Unsurprisingly, in the context of race riots on the streets of London in 1977 just as series three ended, the BBC baulked at the idea, and McCulloch’s Greg instead rather fizzled out, largely absent from the last series after rather improbably going off in a hot air balloon to help the starving Norwegians, and finally (spoiler alert!) dying of smallpox.
When the series was revived in 2008 (just in time for the global financial collapse and swine flu), the producers’ hyper-sensitivity to the original’s alleged racism meant that the carefully calibrated ethnic mix of the cast, including the creation of two Asian characters, became a distracting focus in itself when it should have just been a natural part of transposing the series to modern Britain. The remake may have had far slicker production values, but it lost much of the grit of the original and swapped its moral ambiguities for pushing a clear message of ecological responsibility. A slight amateurishness, it turned out, allows viewers some latitude and space to think.
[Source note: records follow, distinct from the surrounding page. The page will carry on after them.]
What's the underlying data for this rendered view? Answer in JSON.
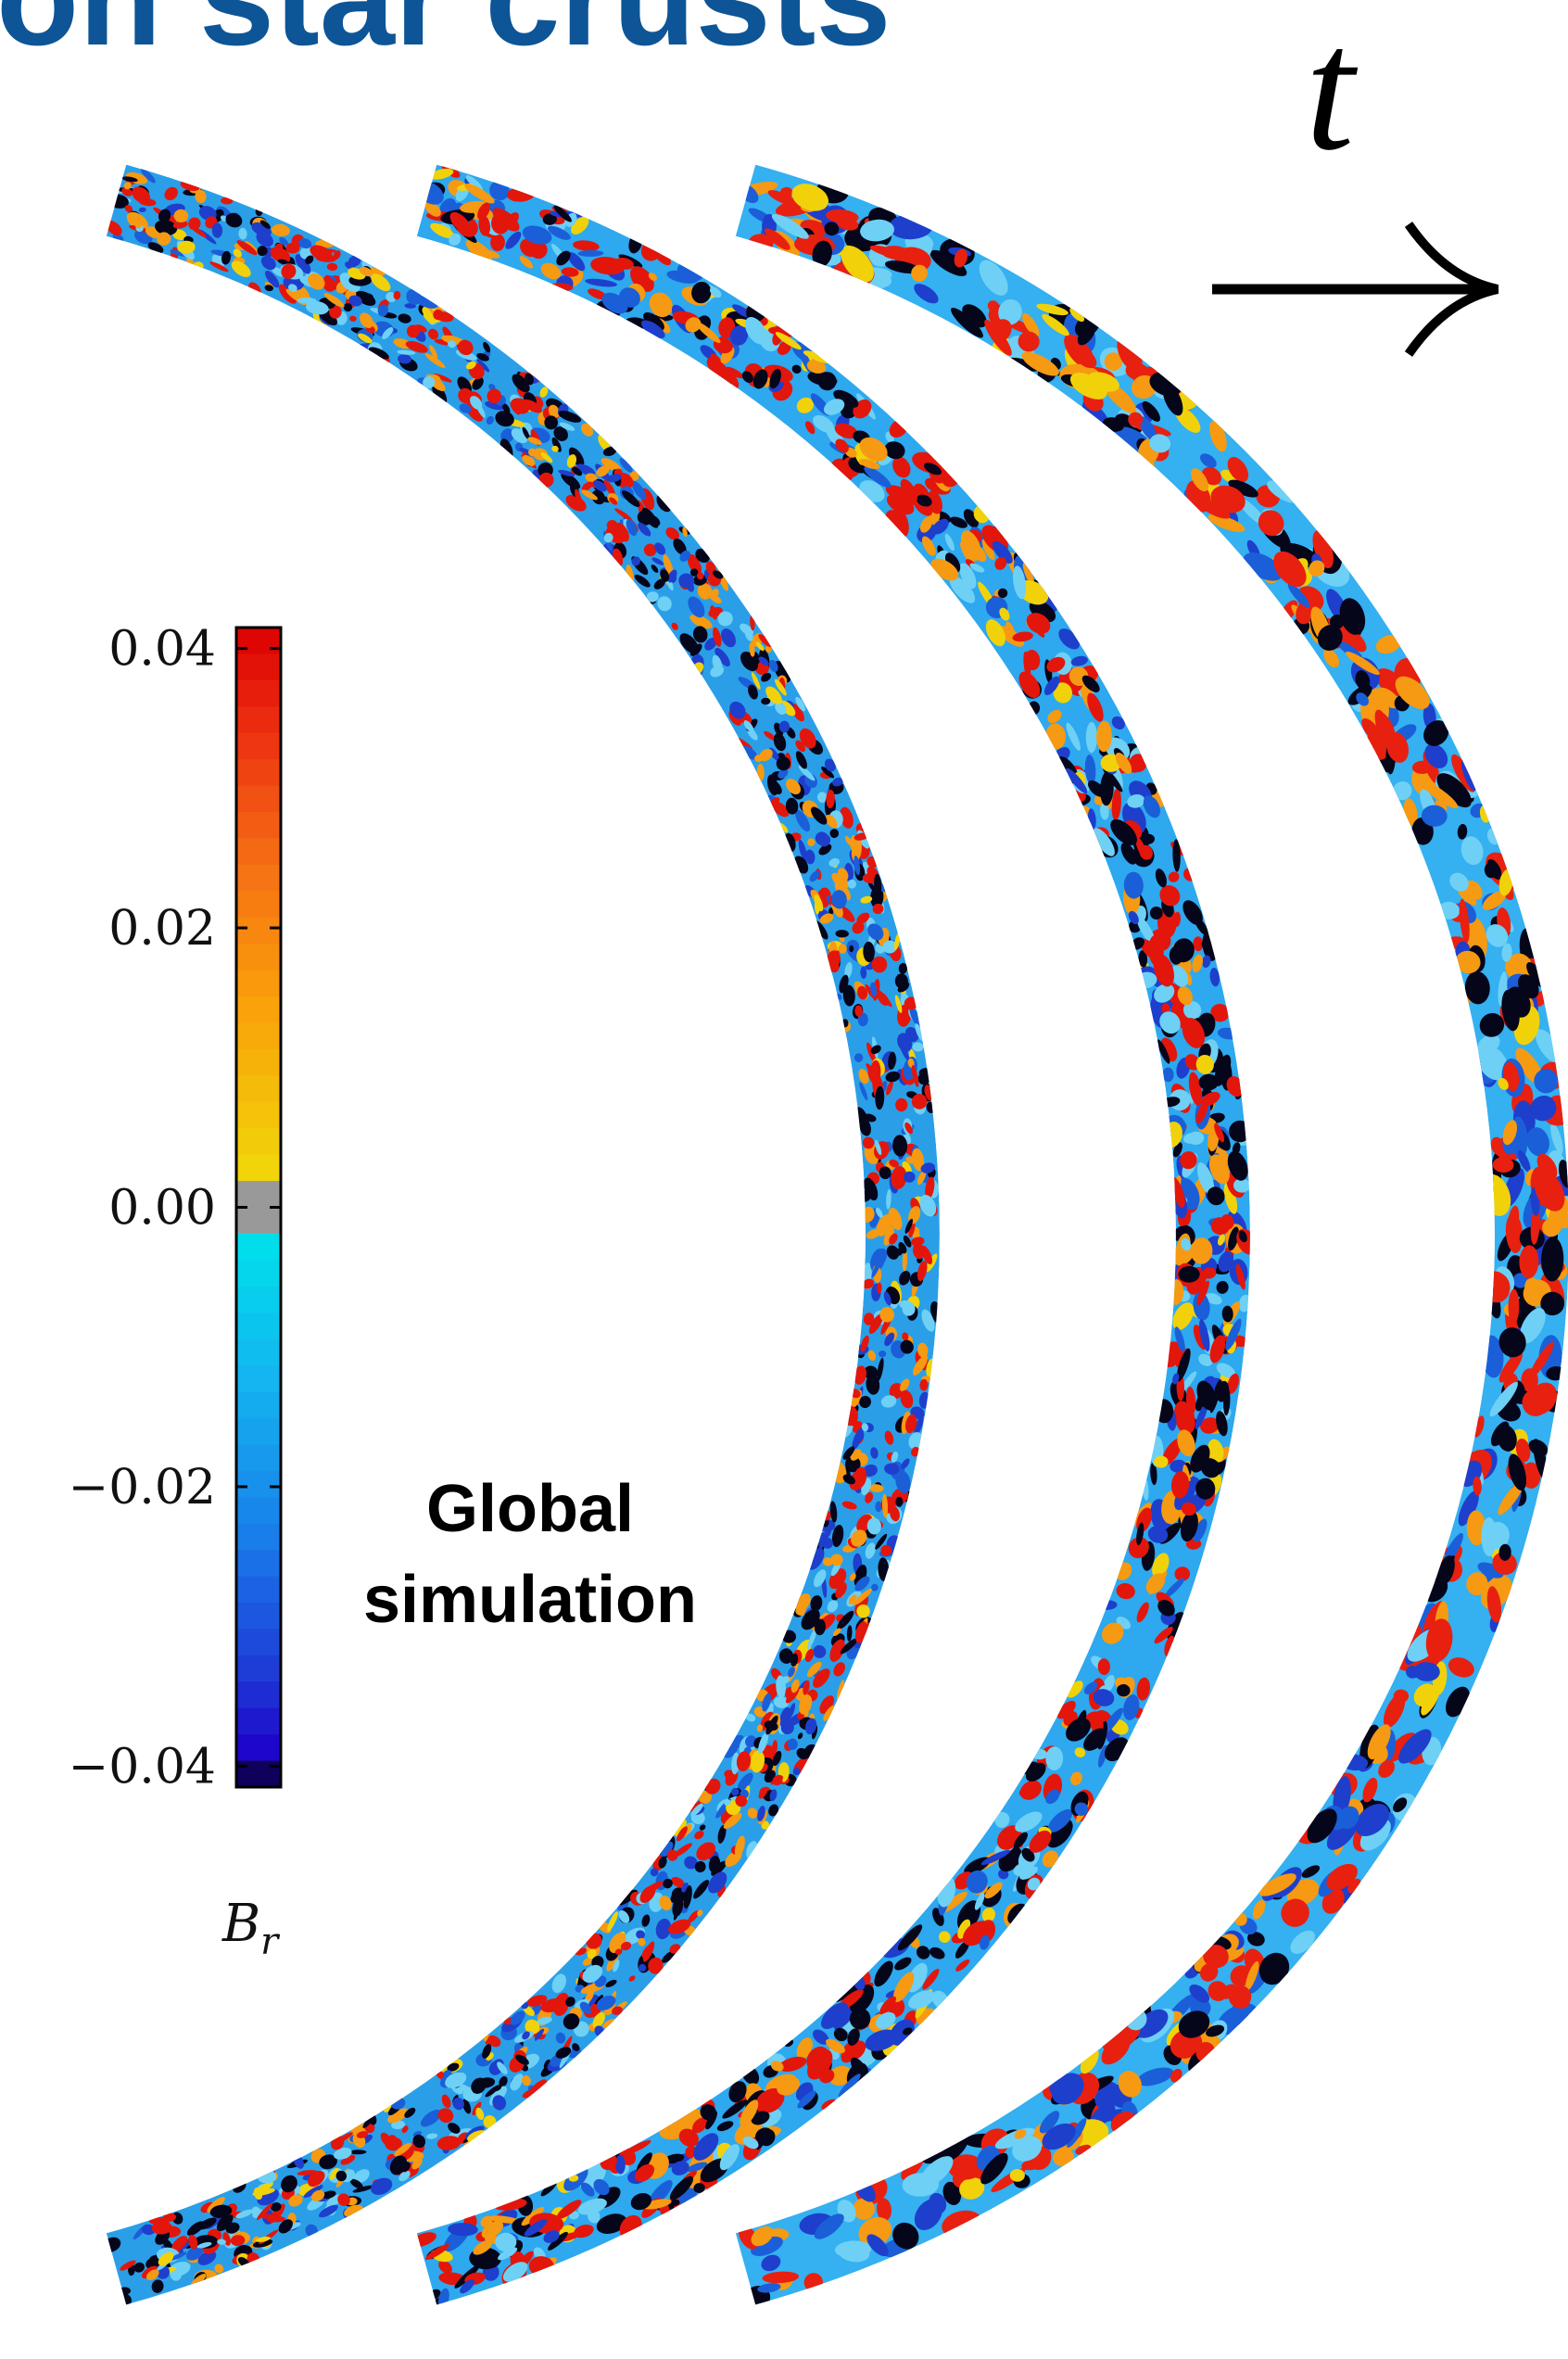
{
  "title": "on star crusts",
  "time_label": "t",
  "colorbar": {
    "ticks": [
      0.04,
      0.02,
      {
        "value": 0,
        "label": "0.00"
      },
      {
        "value": -0.02,
        "label": "−0.02"
      },
      {
        "value": -0.04,
        "label": "−0.04"
      }
    ],
    "lim": [
      -0.0415,
      0.0415
    ],
    "label": "B",
    "label_subscript": "r"
  },
  "annotation": [
    "Global",
    "simulation"
  ]
}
When civilisation does collapse, having availed yourself of the Survivors DVD box set (2entertain) in advance may have given you some useful pointers on how to build a slurry-powered generator, although it would also have made the misleading suggestion that nice jumpers and blackberry wine are the most essential components for getting through the apocalypse. But for all its mild absurdity, Survivors was thoroughly grown-up telly that used a possible future reality to meaningfully explore the problems of now.